A landing page is a single web page built around a single goal. That goal might be capturing leads, selling a product, getting sign-ups, or driving downloads — but there’s only one.
No navigation menu. No sidebar. No links to your blog or about page. Everything on the page funnels toward one action.
Someone clicks an ad, lands on the page, and either converts or leaves. That focus is what makes landing pages so effective. There’s nothing to distract from the ask.
What is a microsite?
A microsite is a small, standalone website — usually 3 to 10 pages — that lives separately from your main brand site. It gets its own URL, its own design, and its own messaging.
Companies use microsites for campaigns, product launches, events, or brand storytelling that doesn’t fit neatly on their main website. Think: a beer brand creating a dedicated site for a summer festival sponsorship, or a tech company building a standalone experience for a new product line.
Microsites have navigation. They have multiple pages. They tell a bigger story than a single page can hold.
Key differences
Scope. A landing page is one page, one goal. A microsite is multiple pages covering a broader topic or campaign.
Navigation. Landing pages strip out navigation to keep people focused. Microsites include navigation because visitors need to move between pages.
Lifespan. Landing pages can run indefinitely — especially for evergreen offers. Microsites are often tied to a campaign or event and get taken down afterward.
SEO strategy. A landing page targets one keyword and one search intent. A microsite can target a cluster of keywords across multiple pages, building topical authority on its own domain.
Cost and effort. A landing page takes hours to build. A microsite takes weeks. The difference in budget and maintenance is significant.
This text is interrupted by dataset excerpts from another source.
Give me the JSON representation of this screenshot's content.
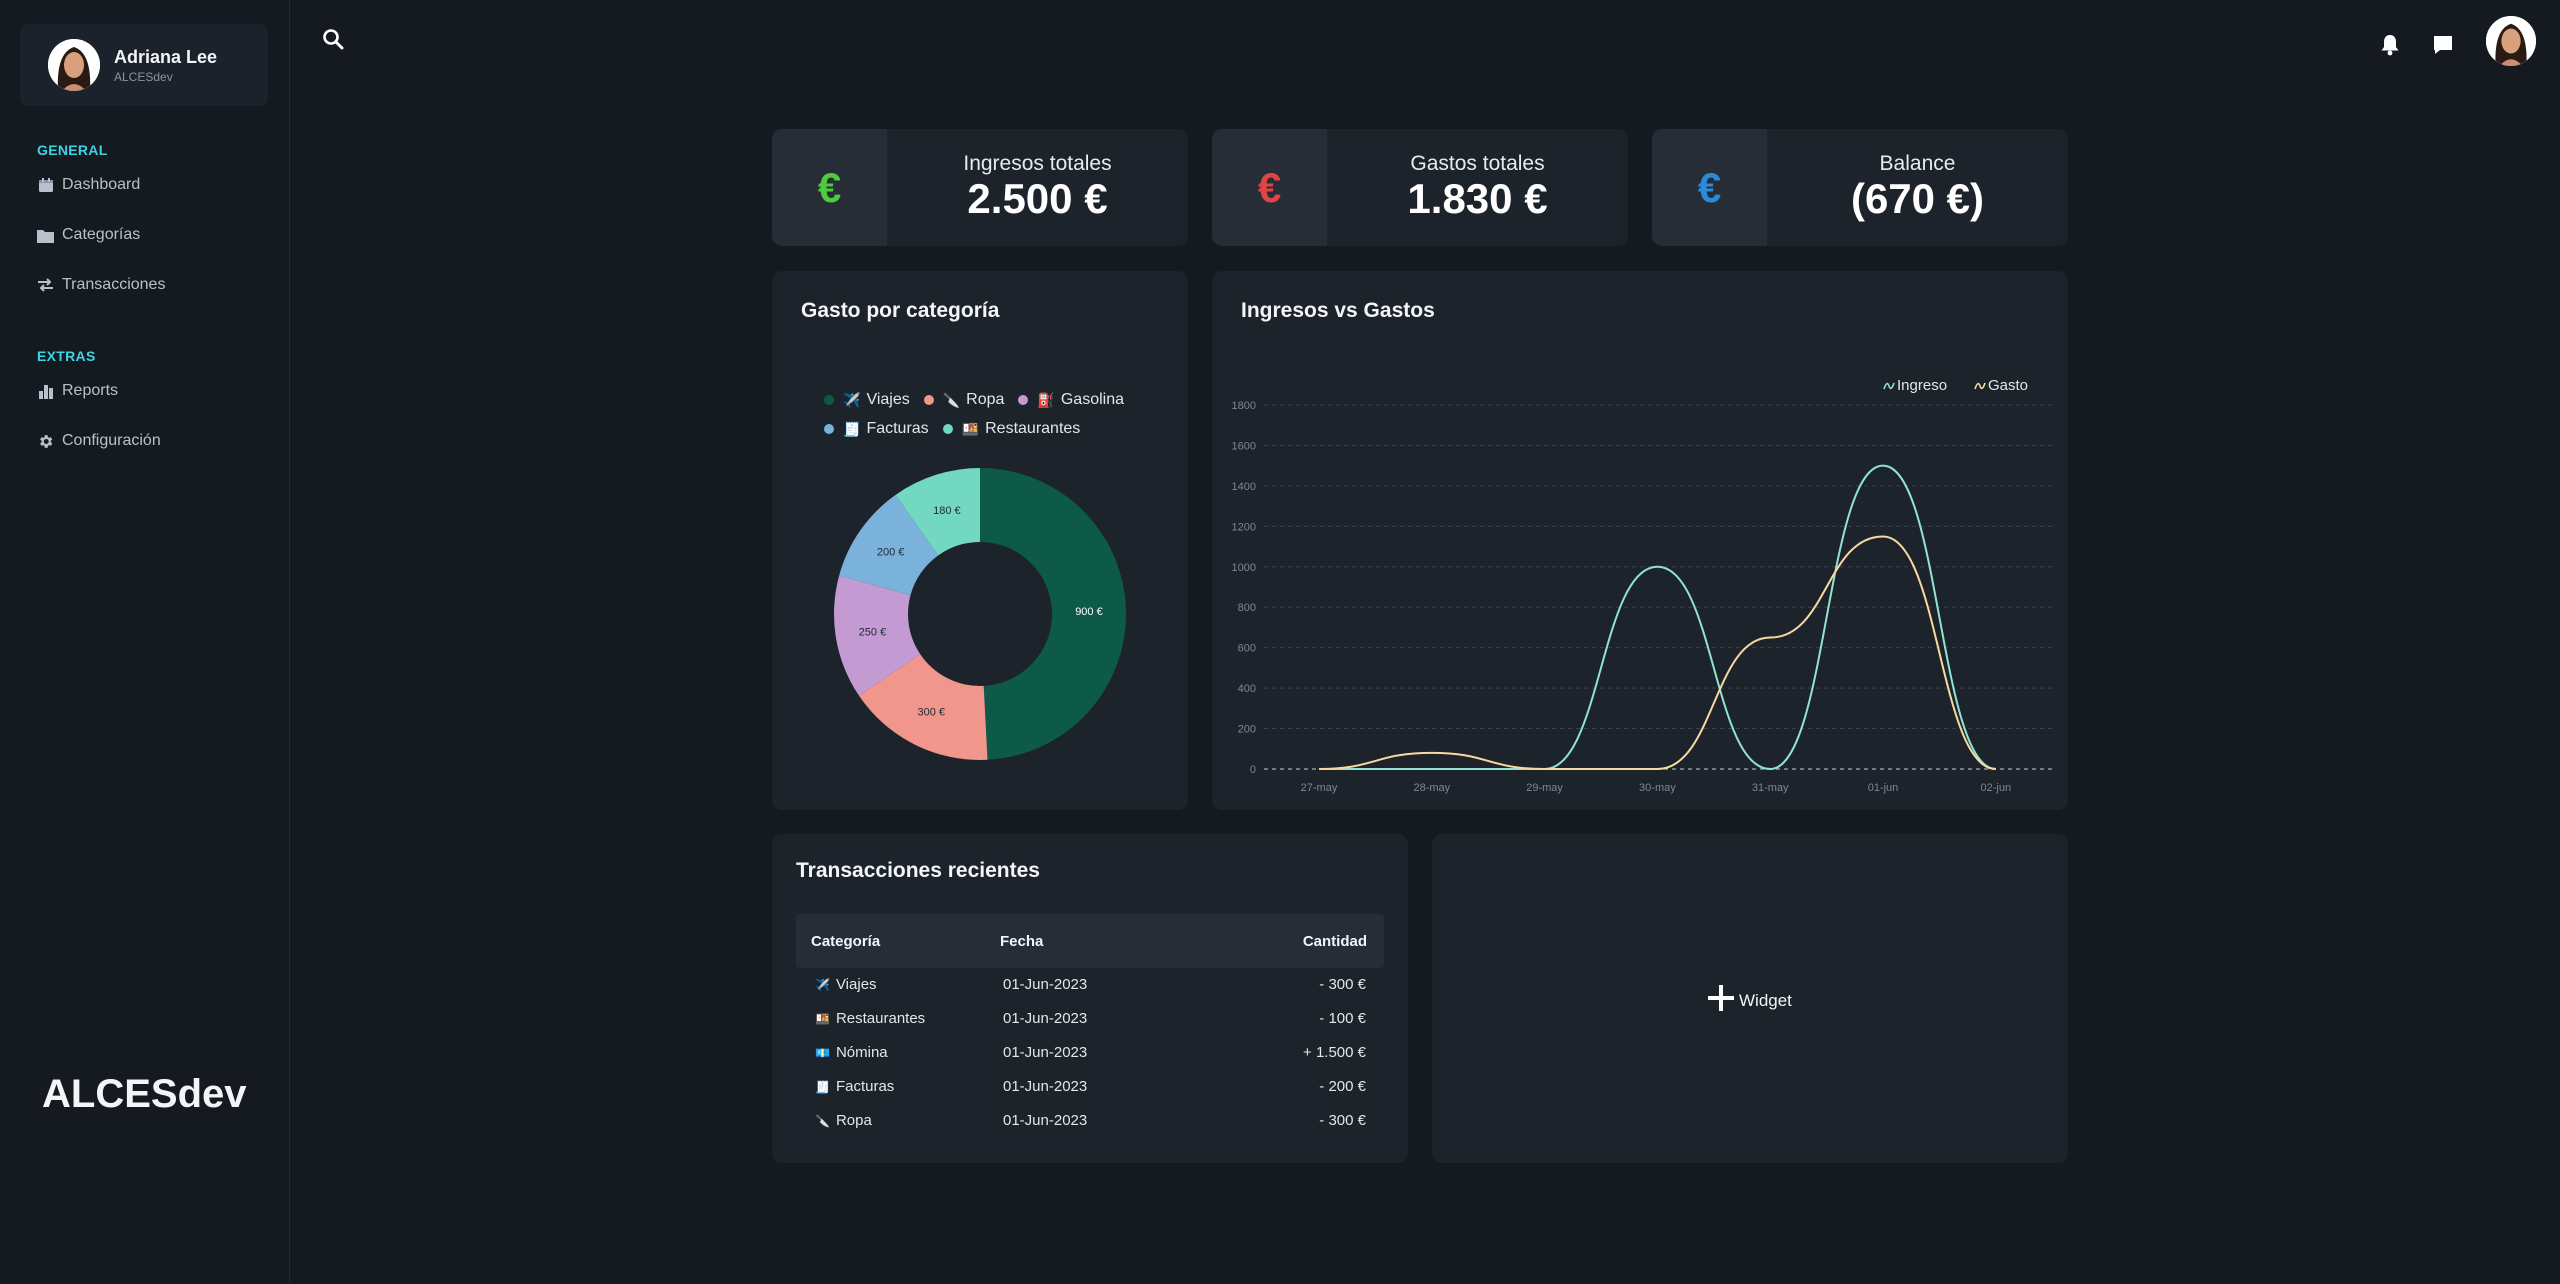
{
  "user": {
    "name": "Adriana Lee",
    "handle": "ALCESdev"
  },
  "sidebar": {
    "general_title": "GENERAL",
    "extras_title": "EXTRAS",
    "items": [
      {
        "label": "Dashboard",
        "icon": "calendar-icon"
      },
      {
        "label": "Categorías",
        "icon": "folder-icon"
      },
      {
        "label": "Transacciones",
        "icon": "transfer-icon"
      },
      {
        "label": "Reports",
        "icon": "bar-chart-icon"
      },
      {
        "label": "Configuración",
        "icon": "gear-icon"
      }
    ],
    "brand": "ALCESdev"
  },
  "stats": [
    {
      "label": "Ingresos totales",
      "value": "2.500 €",
      "symbol": "€",
      "color": "#4ccb3c"
    },
    {
      "label": "Gastos totales",
      "value": "1.830 €",
      "symbol": "€",
      "color": "#e04545"
    },
    {
      "label": "Balance",
      "value": "(670 €)",
      "symbol": "€",
      "color": "#2a8bd8"
    }
  ],
  "category_chart": {
    "title": "Gasto por categoría",
    "legend": [
      {
        "label": "Viajes",
        "emoji": "✈️",
        "color": "#0c5a47"
      },
      {
        "label": "Ropa",
        "emoji": "🔪",
        "color": "#f0968c"
      },
      {
        "label": "Gasolina",
        "emoji": "⛽",
        "color": "#c49ad3"
      },
      {
        "label": "Facturas",
        "emoji": "🧾",
        "color": "#7ab2dc"
      },
      {
        "label": "Restaurantes",
        "emoji": "🍱",
        "color": "#72d8c2"
      }
    ]
  },
  "line_chart_title": "Ingresos vs Gastos",
  "chart_data": [
    {
      "type": "pie",
      "title": "Gasto por categoría",
      "categories": [
        "Viajes",
        "Ropa",
        "Gasolina",
        "Facturas",
        "Restaurantes"
      ],
      "values": [
        900,
        300,
        250,
        200,
        180
      ],
      "labels": [
        "900 €",
        "300 €",
        "250 €",
        "200 €",
        "180 €"
      ],
      "donut": true,
      "legend": "top"
    },
    {
      "type": "line",
      "title": "Ingresos vs Gastos",
      "x": [
        "27-may",
        "28-may",
        "29-may",
        "30-may",
        "31-may",
        "01-jun",
        "02-jun"
      ],
      "series": [
        {
          "name": "Ingreso",
          "color": "#8fe3d2",
          "values": [
            0,
            0,
            0,
            1000,
            0,
            1500,
            0
          ]
        },
        {
          "name": "Gasto",
          "color": "#f7d9a0",
          "values": [
            0,
            80,
            0,
            0,
            650,
            1150,
            0
          ]
        }
      ],
      "ylim": [
        0,
        1800
      ],
      "yticks": [
        0,
        200,
        400,
        600,
        800,
        1000,
        1200,
        1400,
        1600,
        1800
      ],
      "grid": true,
      "legend": "top-right"
    }
  ],
  "transactions": {
    "title": "Transacciones recientes",
    "headers": {
      "category": "Categoría",
      "date": "Fecha",
      "amount": "Cantidad"
    },
    "rows": [
      {
        "emoji": "✈️",
        "category": "Viajes",
        "date": "01-Jun-2023",
        "amount": "- 300 €"
      },
      {
        "emoji": "🍱",
        "category": "Restaurantes",
        "date": "01-Jun-2023",
        "amount": "- 100 €"
      },
      {
        "emoji": "💶",
        "category": "Nómina",
        "date": "01-Jun-2023",
        "amount": "+ 1.500 €"
      },
      {
        "emoji": "🧾",
        "category": "Facturas",
        "date": "01-Jun-2023",
        "amount": "- 200 €"
      },
      {
        "emoji": "🔪",
        "category": "Ropa",
        "date": "01-Jun-2023",
        "amount": "- 300 €"
      }
    ]
  },
  "widget": {
    "label": "Widget"
  }
}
When to use a landing page
Most of the time, honestly.
If you’re running ads, collecting leads, selling a product, or promoting a single offer — a landing page is all you need. One page, one goal, done.
Landing pages are faster to build, cheaper to maintain, and easier to test. You can swap headlines, change CTAs, and measure results without managing an entire site.
For small businesses, freelancers, and local service providers, a well-built landing page covers 90% of use cases.
When to use a microsite
Microsites make sense when one page can’t tell the full story.
You’re launching a complex product that needs its own FAQ, feature pages, and pricing. You’re running a multi-week campaign with different phases. You’re hosting a conference and need pages for speakers, schedule, and registration.
If your project has multiple distinct audiences or topics that each deserve their own page, a microsite earns its complexity.
But be honest with yourself: most small businesses don’t need a microsite. They need a single, focused landing page that does one thing really well. Start there. Scale up only when you’ve outgrown it.